Two Parents In One

I was your child, wrapped tightly in your arms
Close to your heart, you counted my toes

You cried with me, taught me words
Two parents in one, my morals and beliefs

Support, friendship and love
The reason I grow
The reason I am who I am

Describing someone who has two personalities is difficult. Describing someone who can show you unconditional love, then a few hours later spew venom and look at you with hate in their eyes, is surreal.

The most selfless person, will listen for hours, guide me, support me. The person who also once chased me around my childhood bedroom trying to hit me. The person who is fiercely protective, would die for me. But the person who forced me into a caregiver role when I was still a child. The person who would cause daily anxiety while I was travelling home from school, would they be normal or sobbing at the kitchen table?

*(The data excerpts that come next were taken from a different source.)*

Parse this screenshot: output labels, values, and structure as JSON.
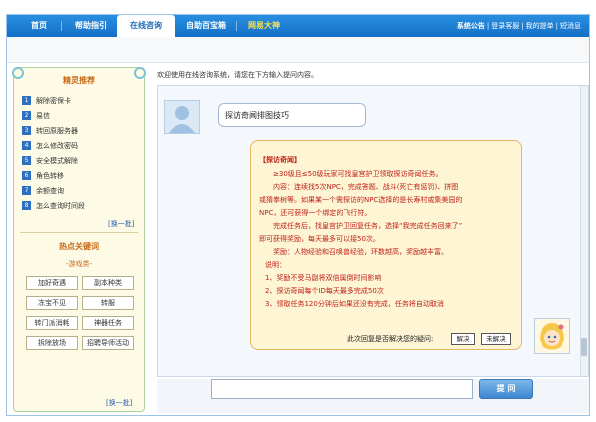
{
  "nav": {
    "tabs": [
      "首页",
      "帮助指引",
      "在线咨询",
      "自助百宝箱",
      "网易大神"
    ],
    "links": [
      "系统公告",
      "登录客服",
      "我的提单",
      "短消息"
    ]
  },
  "sidebar": {
    "title": "精灵推荐",
    "items": [
      {
        "num": "1",
        "label": "解除密保卡"
      },
      {
        "num": "2",
        "label": "易信"
      },
      {
        "num": "3",
        "label": "转回原服务器"
      },
      {
        "num": "4",
        "label": "怎么修改密码"
      },
      {
        "num": "5",
        "label": "安全模式解除"
      },
      {
        "num": "6",
        "label": "角色转移"
      },
      {
        "num": "7",
        "label": "余额查询"
      },
      {
        "num": "8",
        "label": "怎么查询时间段"
      }
    ],
    "more1": "[换一批]",
    "hot_title": "热点关键词",
    "hot_sub": "-游戏类-",
    "keywords": [
      "加好奇遇",
      "副本种类",
      "冻宝不见",
      "转服",
      "转门派消耗",
      "神器任务",
      "拆除放场",
      "招聘导师活动"
    ],
    "more2": "[换一批]"
  },
  "main": {
    "welcome": "欢迎使用在线咨询系统，请您在下方输入提问内容。",
    "user_msg": "探访奇闻排图技巧",
    "reply": {
      "title": "【探访奇闻】",
      "lines": [
        "≥30级且≤50级玩家可找皇宫护卫领取探访奇闻任务。",
        "内容：连续找5次NPC，完成答题、战斗(死亡有惩罚)、拼图",
        "或猜拳树等。如果某一个需探访的NPC选择的是长寿村或集美园的",
        "NPC，还可获得一个绑定的飞行符。",
        "完成任务后，找皇宫护卫回复任务，选择“我完成任务回来了”",
        "即可获得奖励，每天最多可以接50次。",
        "奖励：人物经验和召唤兽经验，环数越高，奖励越丰富。",
        "说明：",
        "1、奖励不受马副将双倍属倒时间影响",
        "2、探访奇闻每个ID每天最多完成50次",
        "3、领取任务120分钟后如果还没有完成，任务将自动取消"
      ],
      "feedback_q": "此次回复是否解决您的疑问:",
      "solved_btn": "解决",
      "unsolved_btn": "未解决"
    },
    "ask_label": "提 问"
  }
}
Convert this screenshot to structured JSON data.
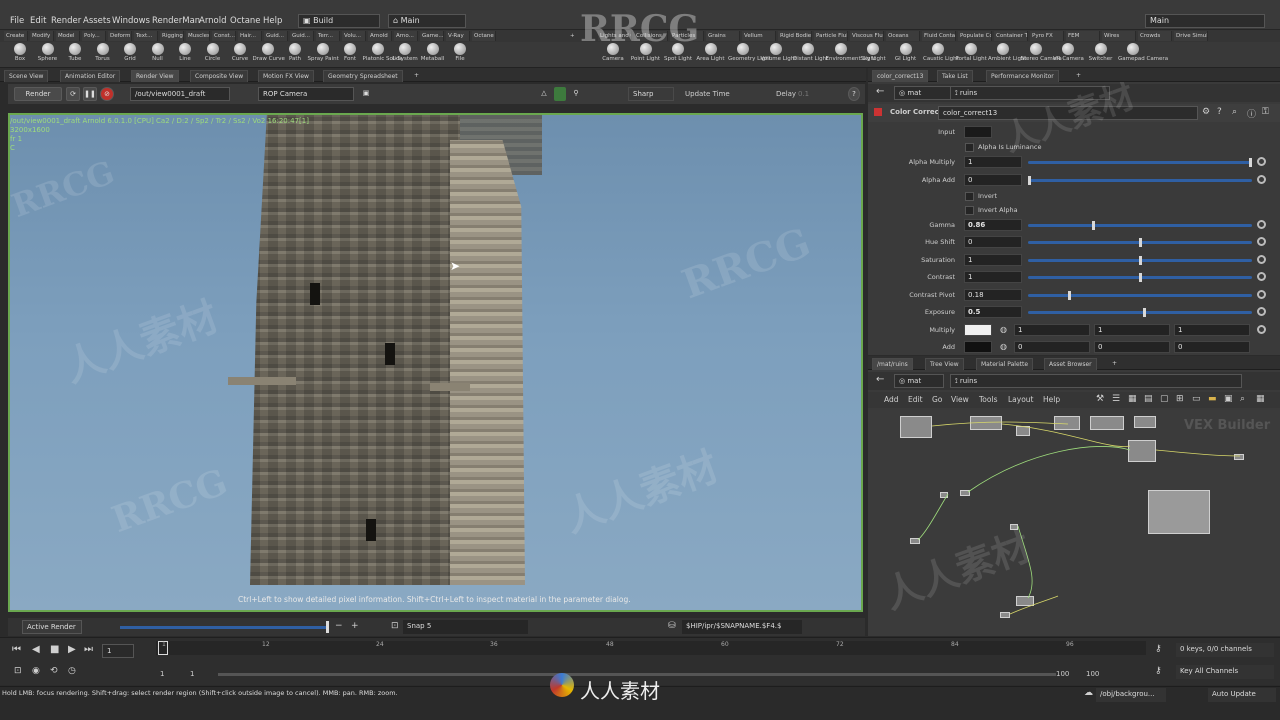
{
  "menubar": {
    "items": [
      "File",
      "Edit",
      "Render",
      "Assets",
      "Windows",
      "RenderMan",
      "Arnold",
      "Octane",
      "Help"
    ],
    "desktop": "Build",
    "context": "Main",
    "right_context": "Main"
  },
  "shelf_tabs": [
    "Create",
    "Modify",
    "Model",
    "Poly...",
    "Deform",
    "Text...",
    "Rigging",
    "Muscles",
    "Const...",
    "Hair...",
    "Guid...",
    "Guid...",
    "Terr...",
    "Volu...",
    "Arnold",
    "Arno...",
    "Game...",
    "V-Ray",
    "Octane",
    "Lights and C...",
    "Collisions",
    "Particles",
    "Grains",
    "Vellum",
    "Rigid Bodies",
    "Particle Fluids",
    "Viscous Fluids",
    "Oceans",
    "Fluid Contai...",
    "Populate Con...",
    "Container Tools",
    "Pyro FX",
    "FEM",
    "Wires",
    "Crowds",
    "Drive Simula..."
  ],
  "shelf_tools_left": [
    "Box",
    "Sphere",
    "Tube",
    "Torus",
    "Grid",
    "Null",
    "Line",
    "Circle",
    "Curve",
    "Draw Curve",
    "Path",
    "Spray Paint",
    "Font",
    "Platonic Solids",
    "L-System",
    "Metaball",
    "File"
  ],
  "shelf_tools_right": [
    "Camera",
    "Point Light",
    "Spot Light",
    "Area Light",
    "Geometry Light",
    "Volume Light",
    "Distant Light",
    "Environment Light",
    "Sky Light",
    "GI Light",
    "Caustic Light",
    "Portal Light",
    "Ambient Light",
    "Stereo Camera",
    "VR Camera",
    "Switcher",
    "Gamepad Camera"
  ],
  "left_tabs": [
    "Scene View",
    "Animation Editor",
    "Render View",
    "Composite View",
    "Motion FX View",
    "Geometry Spreadsheet"
  ],
  "render_toolbar": {
    "render_button": "Render",
    "output_path": "/out/view0001_draft",
    "camera": "ROP Camera",
    "sharp": "Sharp",
    "update_time": "Update Time",
    "delay": "Delay",
    "delay_value": "0.1"
  },
  "viewport": {
    "info_line1": "/out/view0001_draft  Arnold 6.0.1.0 [CPU] Ca2 / D:2 / Sp2 / Tr2 / Ss2 / Vo2  16:20:47[1]",
    "info_line2": "3200x1600",
    "info_line3": "fr 1",
    "info_line4": "C",
    "hint": "Ctrl+Left to show detailed pixel information. Shift+Ctrl+Left to inspect material in the parameter dialog."
  },
  "render_bottom": {
    "mode": "Active Render",
    "snap": "Snap 5",
    "ipr_path": "$HIP/ipr/$SNAPNAME.$F4.$"
  },
  "timeline": {
    "ticks": [
      "1",
      "12",
      "24",
      "36",
      "48",
      "60",
      "72",
      "84",
      "96"
    ],
    "frame": "1",
    "start": "1",
    "start2": "1",
    "end": "100",
    "end2": "100",
    "keys": "0 keys, 0/0 channels",
    "key_all": "Key All Channels"
  },
  "status": {
    "text": "Hold LMB: focus rendering. Shift+drag: select render region (Shift+click outside image to cancel). MMB: pan. RMB: zoom.",
    "path": "/obj/backgrou...",
    "auto_update": "Auto Update"
  },
  "param_tabs": [
    "color_correct13",
    "Take List",
    "Performance Monitor"
  ],
  "param_path": {
    "context": "mat",
    "node": "ruins"
  },
  "param_header": {
    "type": "Color Correct",
    "name": "color_correct13"
  },
  "params": {
    "input_label": "Input",
    "alpha_is_luminance": "Alpha Is Luminance",
    "alpha_multiply": {
      "label": "Alpha Multiply",
      "value": "1",
      "frac": 1.0
    },
    "alpha_add": {
      "label": "Alpha Add",
      "value": "0",
      "frac": 0.0
    },
    "invert": "Invert",
    "invert_alpha": "Invert Alpha",
    "gamma": {
      "label": "Gamma",
      "value": "0.86",
      "frac": 0.29
    },
    "hue_shift": {
      "label": "Hue Shift",
      "value": "0",
      "frac": 0.5
    },
    "saturation": {
      "label": "Saturation",
      "value": "1",
      "frac": 0.5
    },
    "contrast": {
      "label": "Contrast",
      "value": "1",
      "frac": 0.5
    },
    "contrast_pivot": {
      "label": "Contrast Pivot",
      "value": "0.18",
      "frac": 0.18
    },
    "exposure": {
      "label": "Exposure",
      "value": "0.5",
      "frac": 0.52
    },
    "multiply": {
      "label": "Multiply",
      "values": [
        "1",
        "1",
        "1"
      ]
    },
    "add": {
      "label": "Add",
      "values": [
        "0",
        "0",
        "0"
      ]
    }
  },
  "network_tabs": [
    "/mat/ruins",
    "Tree View",
    "Material Palette",
    "Asset Browser"
  ],
  "network_path": {
    "context": "mat",
    "node": "ruins"
  },
  "network_menu": [
    "Add",
    "Edit",
    "Go",
    "View",
    "Tools",
    "Layout",
    "Help"
  ],
  "network_label": "VEX Builder",
  "watermarks": [
    "RRCG",
    "人人素材",
    "RRCG",
    "人人素材",
    "RRCG",
    "人人素材",
    "RRCG",
    "人人素材"
  ],
  "colors": {
    "accent_green": "#6aa84f",
    "slider_blue": "#2f5fa3",
    "sky": "#7d9fbd"
  }
}
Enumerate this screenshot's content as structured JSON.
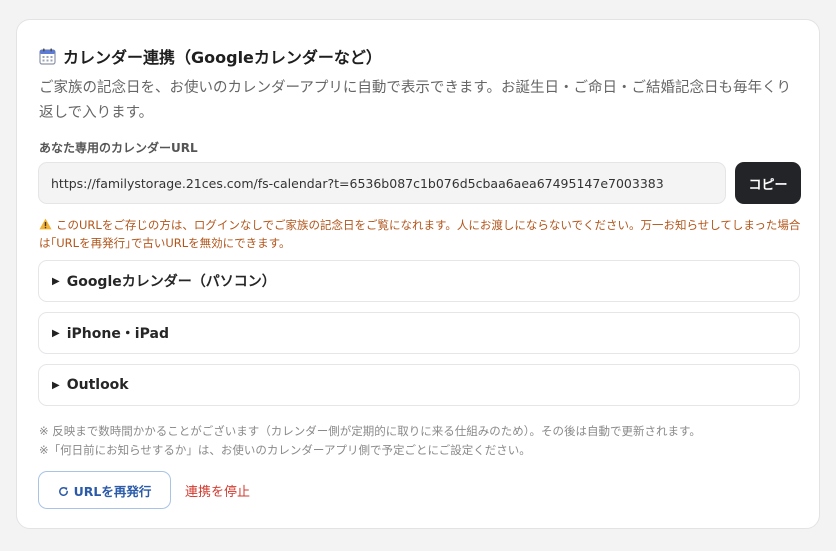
{
  "header": {
    "icon": "calendar-icon",
    "title": "カレンダー連携（Googleカレンダーなど）"
  },
  "description": "ご家族の記念日を、お使いのカレンダーアプリに自動で表示できます。お誕生日・ご命日・ご結婚記念日も毎年くり返しで入ります。",
  "url_section": {
    "label": "あなた専用のカレンダーURL",
    "url_value": "https://familystorage.21ces.com/fs-calendar?t=6536b087c1b076d5cbaa6aea67495147e7003383",
    "copy_label": "コピー"
  },
  "warning": {
    "icon": "warning-icon",
    "text": "このURLをご存じの方は、ログインなしでご家族の記念日をご覧になれます。人にお渡しにならないでください。万一お知らせしてしまった場合は｢URLを再発行｣で古いURLを無効にできます。"
  },
  "accordions": [
    {
      "arrow": "▶",
      "label": "Googleカレンダー（パソコン）"
    },
    {
      "arrow": "▶",
      "label": "iPhone・iPad"
    },
    {
      "arrow": "▶",
      "label": "Outlook"
    }
  ],
  "notes": [
    "※ 反映まで数時間かかることがございます（カレンダー側が定期的に取りに来る仕組みのため）。その後は自動で更新されます。",
    "※「何日前にお知らせするか」は、お使いのカレンダーアプリ側で予定ごとにご設定ください。"
  ],
  "actions": {
    "reissue_icon": "refresh-icon",
    "reissue_label": "URLを再発行",
    "stop_label": "連携を停止"
  },
  "colors": {
    "warning": "#b2561c",
    "primary_button": "#222428",
    "link_blue": "#2a5aa8",
    "danger": "#d23a2e"
  }
}
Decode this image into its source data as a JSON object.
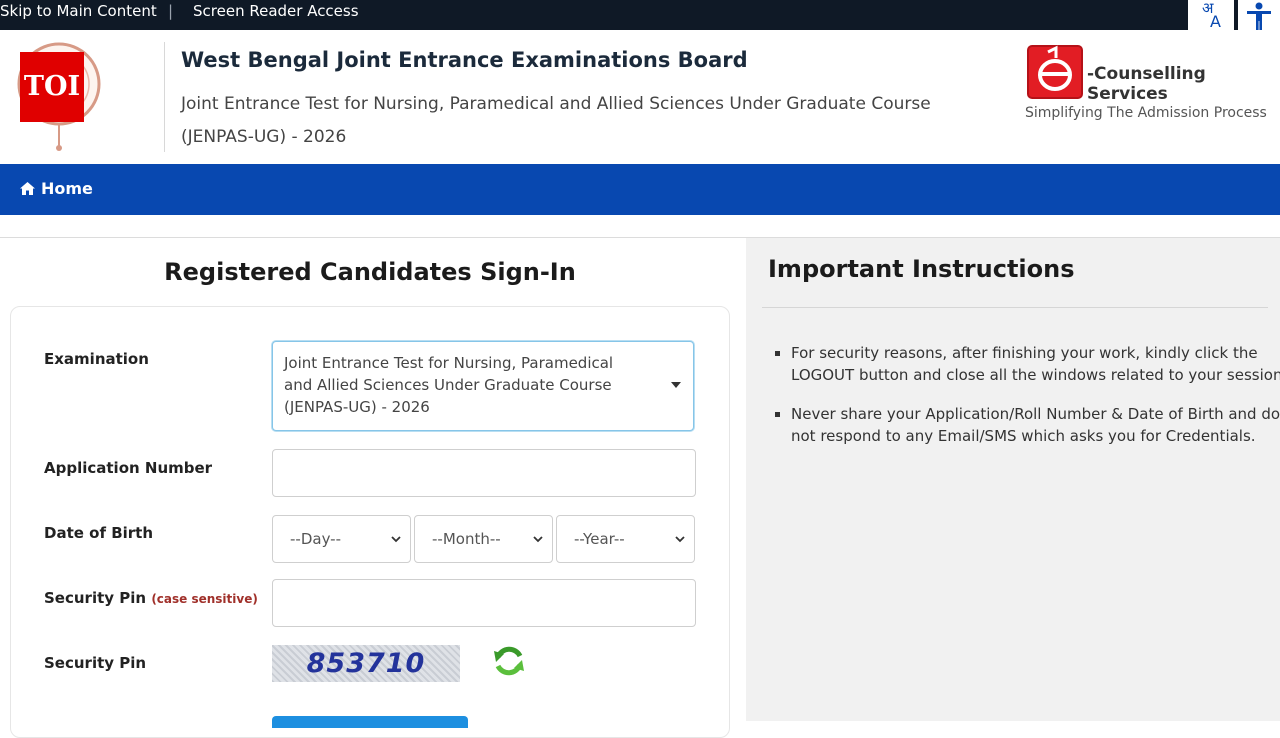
{
  "topbar": {
    "skip_link": "Skip to Main Content",
    "separator": "|",
    "screen_reader": "Screen Reader Access",
    "font_size_icon": "font-size-toggle-icon",
    "accessibility_icon": "accessibility-person-icon"
  },
  "header": {
    "overlay_badge": "TOI",
    "board_title": "West Bengal Joint Entrance Examinations Board",
    "board_subtitle": "Joint Entrance Test for Nursing, Paramedical and Allied Sciences Under Graduate Course (JENPAS-UG) - 2026",
    "ecounselling_name": "-Counselling Services",
    "ecounselling_tagline": "Simplifying The Admission Process"
  },
  "nav": {
    "home_label": "Home",
    "home_icon": "home-icon"
  },
  "signin": {
    "title": "Registered Candidates Sign-In",
    "examination_label": "Examination",
    "examination_value": "Joint Entrance Test for Nursing, Paramedical and Allied Sciences Under Graduate Course (JENPAS-UG) - 2026",
    "application_label": "Application Number",
    "application_value": "",
    "dob_label": "Date of Birth",
    "day_value": "--Day--",
    "month_value": "--Month--",
    "year_value": "--Year--",
    "pin_label": "Security Pin",
    "pin_note": "(case sensitive)",
    "pin_value": "",
    "captcha_label": "Security Pin",
    "captcha_text": "853710",
    "refresh_icon": "refresh-icon"
  },
  "instructions": {
    "title": "Important Instructions",
    "items": [
      "For security reasons, after finishing your work, kindly click the LOGOUT button and close all the windows related to your session.",
      "Never share your Application/Roll Number & Date of Birth and do not respond to any Email/SMS which asks you for Credentials."
    ]
  },
  "colors": {
    "topbar_bg": "#0f1926",
    "nav_bg": "#0848b0",
    "accent_button": "#1d8fe0",
    "captcha_text": "#23339b",
    "note_red": "#a0302a",
    "ecounselling_red": "#e21d24"
  }
}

Having a loved one, a mother in my case, who turns into the polar opposite of themselves while drinking is difficult, to say the least. Especially when they’re also your best friend and soul mate. We know the person they turn into isn’t them. It can’t be them, their eyes are unfocused, they’ve gone to ‘The Dark Side.’ They’re argumentative, hateful, belligerent, abusive, scary.

The handful of times that I’ve blacked out from alcohol have been terrifying. Not because I was worried for my safety, but because I was petrified that same hatred may have poured out of me. It happened once; my ex told me that I had upset a lot of people. This happened years ago and I still feel a crushing weight of anxiety, guilt and regret. I didn’t ask what I’d done or said to those strangers, I didn’t want to know.

Through therapy I’m only now discovering the insidious ways in which alcohol abuse has affected me. Catastrophising: always jumping to the worst and most extreme conclusion. For example, you can’t reach a family member when their plane is expected to land? Dead. Your partner goes on a night out and they don’t text back for a while? They’re dead. Can’t get hold of your best friend at the time you’d usually phone them? They’re definitely dead.

I was in two minds whether to write this. A large part of me is desperate to protect this shameful secret that we both carry. I can’t be the only one that struggles with this confliction, can I?My therapist recently explained collusion in alcoholic relationships. It is when both parties fail to publicly acknowledge the damage that the alcoholic is creating; I don’t bring it up the next day, just grateful that my real mum is back and she doesn’t apologise, most likely struggling to remember the damage that she has caused.

Is this a healthy form of expression, or betrayal? Both, my brain says. So despite feeling physically sick as I write this, I think it’s important that this subject, something that is so taboo, so hidden, is out in the open. What my mother did left emotional scars that will last a lifetime, but I’ve never hated her. If anything, it’s made me empathetic towards her struggle; how much pain must a person be in to be so cruel to someone who is their everything?

I’ve chosen to anonymise this piece of writing, not only to protect myself, but to protect my mother. We don’t discuss the alcoholism that has afflicted our lives, and to be honest, I’m too afraid to. If I were to bring it up sober, she could get angry. Or worse, sad. And as problematic as her drinking is, I would never wish for a different mother.

I meant what I said in my poem: two parents in one, the reason I am who I am.